J. M. Botts writes, from his farm in Culpepper, that our men are quartered on his premises, and do as much injury as a hostile army could. He is neutral. They pay him ten cents per day for the grazing of each horse.

The Commissary-General is again recommending the procuring of bacon from within the enemy’s lines, in exchange for cotton. Why not get meat from the enemy’s country for nothing?

Hon. R. M. T. Hunter writes to the Secretary of War to let the Quartermaster-General alone, that he is popular with Congress, and that his friends are active. It might be dangerous to remove him; the President had better commission him a brigadier-general. He says Judge Campbell wants the President to go to Mississippi; this, Mr. H. is opposed to. Mr. H. is willing to trust Johnston, has not lost confidence in him, etc. And he tells the Secretary to inform the President how much he (H.) esteems him (the President).

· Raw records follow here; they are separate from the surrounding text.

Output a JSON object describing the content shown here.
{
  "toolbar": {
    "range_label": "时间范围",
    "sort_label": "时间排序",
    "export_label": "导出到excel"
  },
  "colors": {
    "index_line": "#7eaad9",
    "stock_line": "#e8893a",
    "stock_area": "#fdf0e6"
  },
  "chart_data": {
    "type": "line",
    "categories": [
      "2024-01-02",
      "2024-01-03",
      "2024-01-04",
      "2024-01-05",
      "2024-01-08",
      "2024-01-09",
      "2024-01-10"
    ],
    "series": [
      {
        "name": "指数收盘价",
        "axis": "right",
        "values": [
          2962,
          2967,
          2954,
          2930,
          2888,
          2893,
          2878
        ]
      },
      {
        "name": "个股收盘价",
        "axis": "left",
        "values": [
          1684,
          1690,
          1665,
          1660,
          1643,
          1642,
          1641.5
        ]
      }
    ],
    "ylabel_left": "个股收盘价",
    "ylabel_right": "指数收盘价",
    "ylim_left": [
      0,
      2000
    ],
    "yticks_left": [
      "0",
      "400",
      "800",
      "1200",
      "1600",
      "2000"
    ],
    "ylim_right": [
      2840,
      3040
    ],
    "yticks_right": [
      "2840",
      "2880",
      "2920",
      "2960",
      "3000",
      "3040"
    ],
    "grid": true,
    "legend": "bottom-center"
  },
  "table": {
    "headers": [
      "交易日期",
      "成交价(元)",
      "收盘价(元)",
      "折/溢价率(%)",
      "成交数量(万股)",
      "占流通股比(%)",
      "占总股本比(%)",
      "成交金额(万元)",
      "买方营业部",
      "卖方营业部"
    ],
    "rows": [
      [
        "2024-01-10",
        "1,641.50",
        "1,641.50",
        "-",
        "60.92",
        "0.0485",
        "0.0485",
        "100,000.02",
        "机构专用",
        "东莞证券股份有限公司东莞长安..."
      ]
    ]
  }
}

The New York Times publishes an account of one of their raids on the Peninsula, below this city, as follows:

“Within the past three days a most daring raid has been made into one of the richest portions of the enemy’s country, and the success was equal to the boldness of the undertaking.

“The expedition, which was conducted by both land and water, was commanded by Col. Kilpatrick. It started from the headquarters of Gen. Keyes on Wednesday, and returned yesterday. In the interim the Counties of Matthews and Gloucester were scoured. All the warehouses containing grain were sacked, the mills burned, and everything that could in any way aid the rebels were destroyed or captured. Three hundred horses, two hundred and fifty head of cattle, two hundred sheep, and one hundred mules, together with a large number of contrabands, were brought back by the raiders.

“The rebel farmers were all taken by surprise. They had not expected a demonstration of the kind. Not only were they made to surrender everything that could be of the least use to us, but they were compelled to be silent spectators to the destruction of their agricultural implements.”

No doubt we shall soon have some account in the Northern papers of our operations in this line, in their country.